New nurses in ICU

  1. I'm curious to hear what experienced ICU nurses think about a GN starting out in ICU. I'll graduate in 3 mo. and would love to go right to critical care nursing. The hospital I'm at commonly hires new nurses right into the unit and ER with a 3 mo. orientation. I've worked as a nurse intern on a general medical floor for the past year, and just don't feel like I want to stay there. Please give me input! Thanks!
    •  
  2. 5 Comments

  3. by   AnnieRN
    Hello!

    Call me old-fashioned,but I think most nurses benefit from at least six months of some sort of med-surge nursing when they are fresh out of school. Here are my reasons. First,you learn organization. You also learn how to assess your patient without a lot of fancy equipment.
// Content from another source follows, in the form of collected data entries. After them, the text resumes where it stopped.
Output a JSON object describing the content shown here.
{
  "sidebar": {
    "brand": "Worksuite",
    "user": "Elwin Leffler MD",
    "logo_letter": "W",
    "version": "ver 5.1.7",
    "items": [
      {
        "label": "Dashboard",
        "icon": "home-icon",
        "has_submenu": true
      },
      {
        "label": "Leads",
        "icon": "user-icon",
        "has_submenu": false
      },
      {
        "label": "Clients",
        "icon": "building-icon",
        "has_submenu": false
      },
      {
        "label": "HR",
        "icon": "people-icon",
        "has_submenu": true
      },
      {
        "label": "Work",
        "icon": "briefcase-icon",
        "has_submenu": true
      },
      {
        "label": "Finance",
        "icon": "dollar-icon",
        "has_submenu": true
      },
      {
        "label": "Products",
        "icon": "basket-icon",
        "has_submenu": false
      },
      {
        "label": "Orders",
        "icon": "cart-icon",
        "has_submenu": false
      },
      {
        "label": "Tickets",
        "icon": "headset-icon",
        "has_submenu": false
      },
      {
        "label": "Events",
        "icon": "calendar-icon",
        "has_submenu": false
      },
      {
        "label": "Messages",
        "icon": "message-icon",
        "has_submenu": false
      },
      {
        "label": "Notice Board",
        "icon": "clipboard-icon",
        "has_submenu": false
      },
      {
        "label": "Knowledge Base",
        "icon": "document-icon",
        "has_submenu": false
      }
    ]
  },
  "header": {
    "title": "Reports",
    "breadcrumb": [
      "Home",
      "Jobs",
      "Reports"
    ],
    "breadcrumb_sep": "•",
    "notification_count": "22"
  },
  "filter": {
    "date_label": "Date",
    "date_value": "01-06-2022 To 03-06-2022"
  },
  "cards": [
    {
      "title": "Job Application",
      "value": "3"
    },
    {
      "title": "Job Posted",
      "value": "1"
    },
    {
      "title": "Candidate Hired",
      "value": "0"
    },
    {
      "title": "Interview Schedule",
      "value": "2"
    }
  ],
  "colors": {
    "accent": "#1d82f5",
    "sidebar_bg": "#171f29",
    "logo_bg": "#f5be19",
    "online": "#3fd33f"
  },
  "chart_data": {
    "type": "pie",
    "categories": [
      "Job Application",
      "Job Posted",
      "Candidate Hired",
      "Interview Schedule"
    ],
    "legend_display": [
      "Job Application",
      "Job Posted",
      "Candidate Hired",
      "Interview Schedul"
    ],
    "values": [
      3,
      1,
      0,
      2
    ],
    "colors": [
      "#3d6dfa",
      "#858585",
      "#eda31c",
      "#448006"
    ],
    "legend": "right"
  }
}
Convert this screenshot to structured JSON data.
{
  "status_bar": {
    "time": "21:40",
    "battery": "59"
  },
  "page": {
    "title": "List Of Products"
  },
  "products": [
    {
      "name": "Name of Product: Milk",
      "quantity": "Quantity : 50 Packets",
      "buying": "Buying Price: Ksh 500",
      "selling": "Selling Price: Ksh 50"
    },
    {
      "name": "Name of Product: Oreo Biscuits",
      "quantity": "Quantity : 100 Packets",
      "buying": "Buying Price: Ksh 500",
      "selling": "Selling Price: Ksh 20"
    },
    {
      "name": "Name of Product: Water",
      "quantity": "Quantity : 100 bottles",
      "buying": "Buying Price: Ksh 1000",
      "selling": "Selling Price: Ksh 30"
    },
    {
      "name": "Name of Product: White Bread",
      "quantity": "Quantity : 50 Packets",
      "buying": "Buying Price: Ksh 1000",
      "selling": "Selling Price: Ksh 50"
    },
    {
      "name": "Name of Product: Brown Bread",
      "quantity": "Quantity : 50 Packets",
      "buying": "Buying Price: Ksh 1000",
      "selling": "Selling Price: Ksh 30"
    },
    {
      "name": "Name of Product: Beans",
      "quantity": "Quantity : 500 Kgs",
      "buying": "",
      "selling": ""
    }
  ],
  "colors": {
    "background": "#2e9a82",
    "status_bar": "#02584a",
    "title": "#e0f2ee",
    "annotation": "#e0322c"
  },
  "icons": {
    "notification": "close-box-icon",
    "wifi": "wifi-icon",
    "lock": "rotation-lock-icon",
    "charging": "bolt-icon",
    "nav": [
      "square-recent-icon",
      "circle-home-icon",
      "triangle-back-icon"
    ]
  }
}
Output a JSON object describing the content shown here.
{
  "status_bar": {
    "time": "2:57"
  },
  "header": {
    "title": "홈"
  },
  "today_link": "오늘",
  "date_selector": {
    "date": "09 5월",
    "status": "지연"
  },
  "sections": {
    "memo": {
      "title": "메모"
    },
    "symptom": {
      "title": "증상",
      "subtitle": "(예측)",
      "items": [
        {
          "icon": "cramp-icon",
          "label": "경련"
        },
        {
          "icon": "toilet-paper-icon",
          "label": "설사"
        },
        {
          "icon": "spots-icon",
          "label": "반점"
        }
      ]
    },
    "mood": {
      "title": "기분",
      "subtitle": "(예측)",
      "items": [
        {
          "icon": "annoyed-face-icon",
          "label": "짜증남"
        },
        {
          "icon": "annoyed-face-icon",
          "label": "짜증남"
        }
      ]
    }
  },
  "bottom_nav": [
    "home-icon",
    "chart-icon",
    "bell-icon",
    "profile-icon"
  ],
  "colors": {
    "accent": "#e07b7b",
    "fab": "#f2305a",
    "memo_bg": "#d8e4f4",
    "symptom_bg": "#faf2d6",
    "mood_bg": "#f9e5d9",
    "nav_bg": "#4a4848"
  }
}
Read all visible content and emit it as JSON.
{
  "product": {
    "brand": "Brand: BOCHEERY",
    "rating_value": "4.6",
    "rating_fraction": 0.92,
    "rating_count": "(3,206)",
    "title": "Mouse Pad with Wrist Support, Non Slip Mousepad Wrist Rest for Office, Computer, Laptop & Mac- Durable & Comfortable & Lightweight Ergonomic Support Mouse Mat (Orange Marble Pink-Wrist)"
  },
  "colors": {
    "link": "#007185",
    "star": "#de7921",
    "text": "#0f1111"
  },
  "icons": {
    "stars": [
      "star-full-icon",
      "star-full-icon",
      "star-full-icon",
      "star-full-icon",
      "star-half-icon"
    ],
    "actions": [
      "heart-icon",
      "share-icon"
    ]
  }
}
You also build self confidence when dealing with doctors. There is so much to learn when you graduate from nursing school. School teaches you the skills you need but working with patients independently
    is where the real learning begins. ICU nursing builds on the basic skills you aquire through experience. Not to say that a new grad can't make it in ICU. The reason most units are allowing new grads in is the nursing shortage. I have tried to train new or very inexperienced nurses in intensive care and it can be difficult. There are certainly exceptional nurses who will excell where ever they find themselves working. Good luck!
  4. by   janine3&5
    Thanks for responding! I asked the same question on the general nursing discussion page, and got a lot of pros and cons either way--for me, I do think I'll need that first 6 mo to a year on med-surg. As one of the posters there said, you don't try to be a race driver when you're first learning how to drive. A lot of recruiters encourage new grads to come to a specialty right out of school--and it sounds tempting,but I don't feel ready for it!
  5. by   sarahj
    Hi I Just wanted to respond to your question because I just recently took a position in the ICU as a new grad and I love it. Granted I worked there for about 6 mo before i started as an RN, but everyone was very supportive. I had a 3 mo orientation with lots of extra class room/computer training that enhanced my orientation. I felt it was great and I am so happy that I chose that field (even though I would have loved any type of nsg that I entered).Many of the nurses had mentioned that 6 mo on a med surg floor was benefical (I had 2 weeks.) I am still learning lots-as i always will be, but if you ask alot of questions, have a resource/mentor, read/research what you dont know, and believe in self-care I think it can be done smoothly. Good Luck.
  6. by   Paul Mauer
    I am so amazed that things are so totaly different organized. I am a nurse in the Netherlands. I am in training now for ICU, that takes 1 year and a half. When you want to start this education/training, you have to be at least registered for one year. Do I understand that RN can work on ICU without any school, in the USA ?
    How does education for RN looks like in USA. Here in the Netherlands you've got to go to school for five years, you also go intern for a couple of months each year. You are educated for four fields: general hospital, psyciatric hospital, metally handicaped home, and nursing people at home.
    After all that after a year you can enter ICU training programe.
    I am wondering how it is organized in USA.
  7. by   janine3&5
    Wow, it seems like you go through longer schooling-Here you can either obtain a degree for your RN through an ADN or BSN program. I'm finishing up my last semester of an ADN program, which consists of about a year of prerequisite courses (anatomy, micro, algebra, etc.) followed by a 2 year nursing program. The nursing program itself consists of 2 days of lecture/wk and one clinical/wk, rotating through all areas of the hospital (all schools differ in # of clinical/lecture hrs.) You do need your RN to work in the ICU (maybe other hospitals allow LPNs, I don't know), but because of the nursing shortage, most hospitals in this area will hire you right out of school. In the interim between graduation and sitting for state boards, you can work as a graduate nurse (GN)-functioning as an RN but under the direct supervision of another experienced RN. At my hospital there is a three month orientation into critical care for new grads and any nurse new to the ICU setting. My class has about 45 students, almost all of whom are going to try to go directly into specialty areas right out of school. The ICUs do hire students while still in school, but only to do vitals, basic pt care, draw labs, EKGs, etc. Hope this helps. Hope this helps!